Los videos que documentan la competencia son fácilmente rastreables en YouTube y aún hoy levantan suspiros en cuanto idioma exista. Después de ganar, dio incluso otro concierto más a los polacos, que le dieron una ovación de 35 minutos en pie y que, cuando los aplausos resultaron insuficientes, le cantaron la tradicional canción “Stalla Iat” (“Que viva usted cien años”), un honor que antes solo había tenido Arthur Rubinstein al volver del exilio. El deseo nos asegura al menos veinte años más de esta leyenda.
Dos bonus
Martha Argerich es un personaje huidizo y misterioso para gran parte del público. Pero hay dos materiales que pueden servir para conocerla profundamente: uno es el documental “Bloody Daughter” (2014), dirigido por Stéphanie, su hija cineasta, quien siempres se lamentó por el amarillismo tendencioso con que los medios argentinos presentaron el audiovisual. Muchos quisieron ver una veta perversa y desnaturalizada de Argerich, cuando en realidad el documental está destinado a mostrar la compleja relación de una estrella dedicada por completo al estudio de su instrumento y la crianza de tres hijas.
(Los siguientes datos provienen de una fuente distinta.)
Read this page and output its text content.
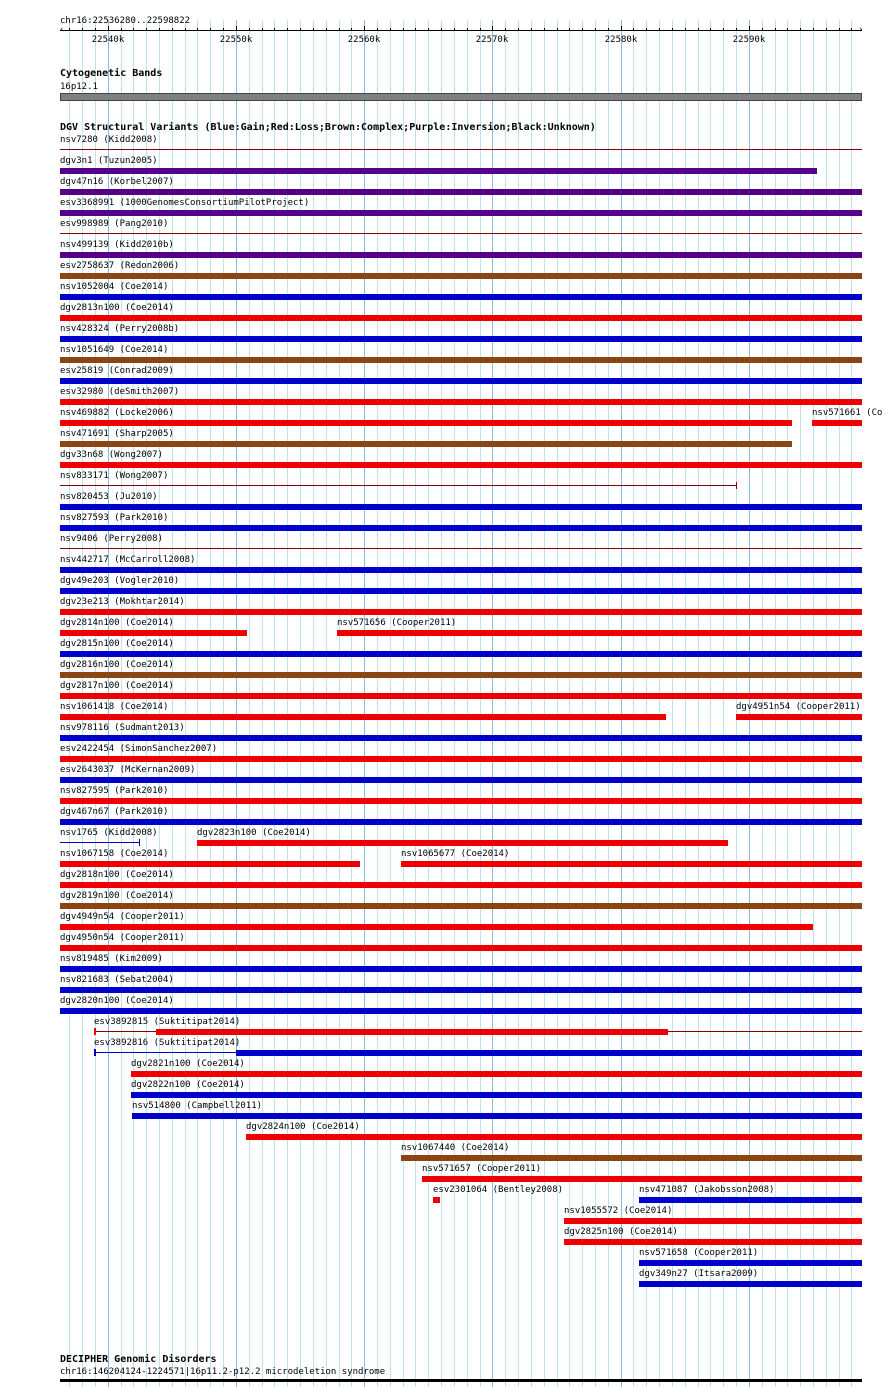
chr16:22536280..22598822
‹	›
22540k	22550k	22560k	22570k	22580k	22590k
Cytogenetic Bands
16p12.1
DGV Structural Variants (Blue:Gain;Red:Loss;Brown:Complex;Purple:Inversion;Black:Unknown)
nsv7280 (Kidd2008)
dgv3n1 (Tuzun2005)
dgv47n16 (Korbel2007)
esv3368991 (1000GenomesConsortiumPilotProject)
esv998989 (Pang2010)
nsv499139 (Kidd2010b)
esv2758637 (Redon2006)
nsv1052004 (Coe2014)
dgv2813n100 (Coe2014)
nsv428324 (Perry2008b)
nsv1051649 (Coe2014)
esv25819 (Conrad2009)
esv32980 (deSmith2007)
nsv469882 (Locke2006)	nsv571661 (Co
nsv471691 (Sharp2005)
dgv33n68 (Wong2007)
nsv833171 (Wong2007)
nsv820453 (Ju2010)
nsv827593 (Park2010)
nsv9406 (Perry2008)
nsv442717 (McCarroll2008)
dgv49e203 (Vogler2010)
dgv23e213 (Mokhtar2014)
dgv2814n100 (Coe2014)	nsv571656 (Cooper2011)
dgv2815n100 (Coe2014)
dgv2816n100 (Coe2014)
dgv2817n100 (Coe2014)
nsv1061418 (Coe2014)	dgv4951n54 (Cooper2011)
nsv978116 (Sudmant2013)
esv2422454 (SimonSanchez2007)
esv2643037 (McKernan2009)
nsv827595 (Park2010)
dgv467n67 (Park2010)
nsv1765 (Kidd2008)	dgv2823n100 (Coe2014)
nsv1067158 (Coe2014)	nsv1065677 (Coe2014)
dgv2818n100 (Coe2014)
dgv2819n100 (Coe2014)
dgv4949n54 (Cooper2011)
dgv4950n54 (Cooper2011)
nsv819485 (Kim2009)
nsv821683 (Sebat2004)
dgv2820n100 (Coe2014)
esv3892815 (Suktitipat2014)
esv3892816 (Suktitipat2014)
dgv2821n100 (Coe2014)
dgv2822n100 (Coe2014)
nsv514800 (Campbell2011)
dgv2824n100 (Coe2014)
nsv1067440 (Coe2014)
nsv571657 (Cooper2011)
esv2301064 (Bentley2008)	nsv471087 (Jakobsson2008)
nsv1055572 (Coe2014)
dgv2825n100 (Coe2014)
nsv571658 (Cooper2011)
dgv349n27 (Itsara2009)
DECIPHER Genomic Disorders
chr16:146204124-1224571|16p11.2-p12.2 microdeletion syndrome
En materia literaria, es Oliver Bellamy quien mejor conoce a la pianista y quien ha tenido la (extrañísima) posibilidad de tener cercanía con ella y suficiente confianza para brindar un retrato profundo. Ha publicado la biografía autorizada “Martha Argerich: L’enfant et les sortilèges” (2010, editada en Argentina por El Ateneo) y “Martha Argerich raconte”, una compilación de entrevistas que se publicó este año y que aún no ha sido traducida al español.